Use the VSEPR model to predict the geometry and approximate bond angle of the following molecules and ions: a) AsH3, b) OF2, c) AlCl4-, d) I3-, e) C2H4 Explain each prediction.
The Correct Answer and Explanation is:
To predict the geometry and approximate bond angles of molecules and ions using the Valence Shell Electron Pair Repulsion (VSEPR) model, we count electron domains around the central atom and consider lone pairs versus bonding pairs. Here are predictions for each:
a) AsH₃ (Arsine)
- Electron Domains: 4 (3 bonding pairs with H, 1 lone pair)
- Electron Domain Geometry: Tetrahedral
- Molecular Geometry: Trigonal pyramidal
- Bond Angle: Slightly less than 109.5°, typically around 92°
Explanation: Arsenic has five valence electrons. Three form bonds with hydrogen, and one pair remains lone.
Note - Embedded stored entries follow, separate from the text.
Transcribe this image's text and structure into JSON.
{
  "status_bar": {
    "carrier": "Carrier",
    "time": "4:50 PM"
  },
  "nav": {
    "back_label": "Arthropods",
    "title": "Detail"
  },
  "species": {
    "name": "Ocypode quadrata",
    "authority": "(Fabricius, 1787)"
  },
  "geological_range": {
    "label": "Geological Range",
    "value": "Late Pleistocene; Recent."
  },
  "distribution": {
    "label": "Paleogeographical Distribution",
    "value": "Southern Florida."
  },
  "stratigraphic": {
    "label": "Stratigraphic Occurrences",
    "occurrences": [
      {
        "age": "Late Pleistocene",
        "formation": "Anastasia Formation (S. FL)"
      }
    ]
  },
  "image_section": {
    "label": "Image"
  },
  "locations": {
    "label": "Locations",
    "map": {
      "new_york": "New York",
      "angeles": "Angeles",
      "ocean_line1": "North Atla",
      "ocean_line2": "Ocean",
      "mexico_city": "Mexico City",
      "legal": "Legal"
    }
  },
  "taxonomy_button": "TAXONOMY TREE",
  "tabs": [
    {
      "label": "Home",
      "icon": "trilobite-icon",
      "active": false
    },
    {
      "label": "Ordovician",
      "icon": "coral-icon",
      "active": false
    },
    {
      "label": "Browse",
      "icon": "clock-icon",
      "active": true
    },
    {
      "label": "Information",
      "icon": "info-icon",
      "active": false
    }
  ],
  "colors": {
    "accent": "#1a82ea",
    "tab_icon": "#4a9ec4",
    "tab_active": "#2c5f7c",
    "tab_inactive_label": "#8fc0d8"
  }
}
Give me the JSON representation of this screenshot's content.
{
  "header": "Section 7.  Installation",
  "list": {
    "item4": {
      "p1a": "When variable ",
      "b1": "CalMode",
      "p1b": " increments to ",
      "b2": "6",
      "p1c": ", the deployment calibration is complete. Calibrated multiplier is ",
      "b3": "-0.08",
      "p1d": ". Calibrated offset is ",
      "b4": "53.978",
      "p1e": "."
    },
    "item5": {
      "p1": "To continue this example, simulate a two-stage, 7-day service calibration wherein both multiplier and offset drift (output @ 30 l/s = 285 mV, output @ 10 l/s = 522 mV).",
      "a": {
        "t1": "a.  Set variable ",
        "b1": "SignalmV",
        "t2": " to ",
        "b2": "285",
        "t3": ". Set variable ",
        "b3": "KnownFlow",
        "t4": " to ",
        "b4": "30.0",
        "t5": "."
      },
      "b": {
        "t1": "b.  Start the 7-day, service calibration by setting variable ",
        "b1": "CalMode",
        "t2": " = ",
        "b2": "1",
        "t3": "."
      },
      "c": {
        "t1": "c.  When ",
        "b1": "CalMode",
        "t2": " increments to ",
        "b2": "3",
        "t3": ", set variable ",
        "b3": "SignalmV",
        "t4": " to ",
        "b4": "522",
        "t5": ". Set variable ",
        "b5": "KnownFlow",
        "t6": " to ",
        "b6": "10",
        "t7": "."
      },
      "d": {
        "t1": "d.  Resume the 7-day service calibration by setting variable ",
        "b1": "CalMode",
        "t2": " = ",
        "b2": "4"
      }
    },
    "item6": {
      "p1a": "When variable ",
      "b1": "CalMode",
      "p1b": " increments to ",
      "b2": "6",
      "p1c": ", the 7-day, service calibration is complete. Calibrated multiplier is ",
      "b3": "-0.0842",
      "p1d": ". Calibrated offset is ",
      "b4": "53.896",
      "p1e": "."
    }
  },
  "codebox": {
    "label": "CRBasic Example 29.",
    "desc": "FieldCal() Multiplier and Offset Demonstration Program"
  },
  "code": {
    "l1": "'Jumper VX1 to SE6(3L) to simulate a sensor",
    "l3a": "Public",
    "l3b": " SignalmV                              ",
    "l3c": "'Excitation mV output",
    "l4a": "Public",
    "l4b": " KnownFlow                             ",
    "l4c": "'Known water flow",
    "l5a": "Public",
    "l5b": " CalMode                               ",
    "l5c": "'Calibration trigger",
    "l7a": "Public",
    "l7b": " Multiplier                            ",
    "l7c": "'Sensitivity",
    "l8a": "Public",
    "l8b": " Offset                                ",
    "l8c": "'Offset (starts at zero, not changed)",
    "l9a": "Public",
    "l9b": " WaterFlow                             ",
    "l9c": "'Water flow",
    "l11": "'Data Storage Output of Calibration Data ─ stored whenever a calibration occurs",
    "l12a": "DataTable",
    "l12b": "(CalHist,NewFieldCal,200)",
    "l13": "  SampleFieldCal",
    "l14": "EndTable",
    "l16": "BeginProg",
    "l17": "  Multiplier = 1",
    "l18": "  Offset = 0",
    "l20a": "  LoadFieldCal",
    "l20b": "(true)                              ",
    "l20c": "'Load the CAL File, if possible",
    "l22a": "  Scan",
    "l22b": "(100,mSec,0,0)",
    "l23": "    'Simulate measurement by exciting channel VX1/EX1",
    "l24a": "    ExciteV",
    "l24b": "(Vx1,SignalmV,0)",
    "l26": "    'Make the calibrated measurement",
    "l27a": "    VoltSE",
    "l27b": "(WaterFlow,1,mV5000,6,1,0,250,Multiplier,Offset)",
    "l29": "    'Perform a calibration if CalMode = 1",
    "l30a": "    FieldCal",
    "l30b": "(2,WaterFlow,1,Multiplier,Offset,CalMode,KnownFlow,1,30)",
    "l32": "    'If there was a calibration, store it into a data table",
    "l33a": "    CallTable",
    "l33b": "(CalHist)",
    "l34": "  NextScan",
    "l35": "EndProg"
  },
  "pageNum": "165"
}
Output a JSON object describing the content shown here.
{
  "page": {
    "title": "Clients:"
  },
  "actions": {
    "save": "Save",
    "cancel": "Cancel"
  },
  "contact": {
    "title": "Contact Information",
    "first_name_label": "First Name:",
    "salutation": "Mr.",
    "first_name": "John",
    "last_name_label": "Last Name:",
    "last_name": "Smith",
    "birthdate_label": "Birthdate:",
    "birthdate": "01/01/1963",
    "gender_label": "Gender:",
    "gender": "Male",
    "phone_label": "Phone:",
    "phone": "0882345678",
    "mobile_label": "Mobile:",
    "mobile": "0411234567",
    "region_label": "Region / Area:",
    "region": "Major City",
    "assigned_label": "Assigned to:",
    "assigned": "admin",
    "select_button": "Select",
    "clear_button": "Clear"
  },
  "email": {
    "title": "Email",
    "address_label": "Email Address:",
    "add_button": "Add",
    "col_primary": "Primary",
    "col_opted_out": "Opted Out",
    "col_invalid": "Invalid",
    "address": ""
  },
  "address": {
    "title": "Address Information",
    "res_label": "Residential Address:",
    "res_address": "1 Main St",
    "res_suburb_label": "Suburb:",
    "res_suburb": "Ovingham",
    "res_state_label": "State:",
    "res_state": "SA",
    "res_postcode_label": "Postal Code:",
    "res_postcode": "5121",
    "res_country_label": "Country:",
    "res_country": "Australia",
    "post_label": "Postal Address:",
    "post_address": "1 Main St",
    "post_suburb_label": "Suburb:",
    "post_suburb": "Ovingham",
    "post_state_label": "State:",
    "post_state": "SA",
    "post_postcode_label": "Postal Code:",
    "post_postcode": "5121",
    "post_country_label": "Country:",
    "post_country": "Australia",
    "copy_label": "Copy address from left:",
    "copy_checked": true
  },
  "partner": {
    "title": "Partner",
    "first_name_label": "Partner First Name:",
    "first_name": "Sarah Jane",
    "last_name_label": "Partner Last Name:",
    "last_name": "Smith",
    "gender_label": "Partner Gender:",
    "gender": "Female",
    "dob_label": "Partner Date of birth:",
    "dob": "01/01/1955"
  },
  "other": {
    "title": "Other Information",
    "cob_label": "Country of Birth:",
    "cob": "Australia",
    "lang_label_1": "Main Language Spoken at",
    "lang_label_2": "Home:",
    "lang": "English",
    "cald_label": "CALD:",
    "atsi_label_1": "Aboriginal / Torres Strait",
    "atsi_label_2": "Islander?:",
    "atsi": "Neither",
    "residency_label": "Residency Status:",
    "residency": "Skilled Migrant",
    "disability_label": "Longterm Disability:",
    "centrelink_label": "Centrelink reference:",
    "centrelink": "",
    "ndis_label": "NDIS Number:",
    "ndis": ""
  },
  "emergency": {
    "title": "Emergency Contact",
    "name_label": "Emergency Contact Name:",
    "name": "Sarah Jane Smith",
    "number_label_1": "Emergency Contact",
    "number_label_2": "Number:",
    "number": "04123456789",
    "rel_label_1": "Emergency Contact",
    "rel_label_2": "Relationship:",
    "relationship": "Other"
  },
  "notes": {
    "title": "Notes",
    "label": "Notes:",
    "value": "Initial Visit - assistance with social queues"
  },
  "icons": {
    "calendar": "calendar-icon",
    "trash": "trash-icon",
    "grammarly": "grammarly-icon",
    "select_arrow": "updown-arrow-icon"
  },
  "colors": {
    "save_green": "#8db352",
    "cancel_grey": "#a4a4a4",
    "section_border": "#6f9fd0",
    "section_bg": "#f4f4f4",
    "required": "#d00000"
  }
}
The lone pair repels more strongly than bonding pairs, pushing the H-As-H bond angles slightly below the ideal tetrahedral angle.
b) OF₂ (Oxygen difluoride)
- Electron Domains: 4 (2 bonding pairs with F, 2 lone pairs)
- Electron Domain Geometry: Tetrahedral
- Molecular Geometry: Bent
- Bond Angle: Approximately 103°
Explanation: Oxygen has six valence electrons. Two are used to bond with fluorine atoms, and two pairs are lone. The two lone pairs create greater repulsion, resulting in a bent shape with a smaller bond angle than 109.5°.
c) AlCl₄⁻ (Tetrachloroaluminate ion)
- Electron Domains: 4 (4 bonding pairs, no lone pairs)
- Electron Domain Geometry: Tetrahedral
- Molecular Geometry: Tetrahedral
- Bond Angle: 109.5°
Explanation: Aluminum forms four bonds with chlorine atoms. The added electron from the negative charge completes the octet. With no lone pairs, the geometry remains ideal tetrahedral.
d) I₃⁻ (Triiodide ion)
- Electron Domains: 5 (2 bonding pairs, 3 lone pairs)
- Electron Domain Geometry: Trigonal bipyramidal
- Molecular Geometry: Linear
- Bond Angle: 180°
Explanation: The central iodine atom has five electron regions (including three lone pairs). Lone pairs occupy equatorial positions to minimize repulsion, leaving the bonded atoms in a linear arrangement.
e) C₂H₄ (Ethene)
- Electron Domains: 3 around each carbon (2 single bonds to H, 1 double bond between C)
- Electron Domain Geometry: Trigonal planar
- Molecular Geometry: Trigonal planar at each carbon
- Bond Angle: 120°
Explanation: Each carbon forms three sigma bonds and one pi bond, resulting in a trigonal planar arrangement. All atoms lie in the same plane, and bond angles are about 120°.
In each case, the geometry results from minimizing electron pair repulsion around the central atom.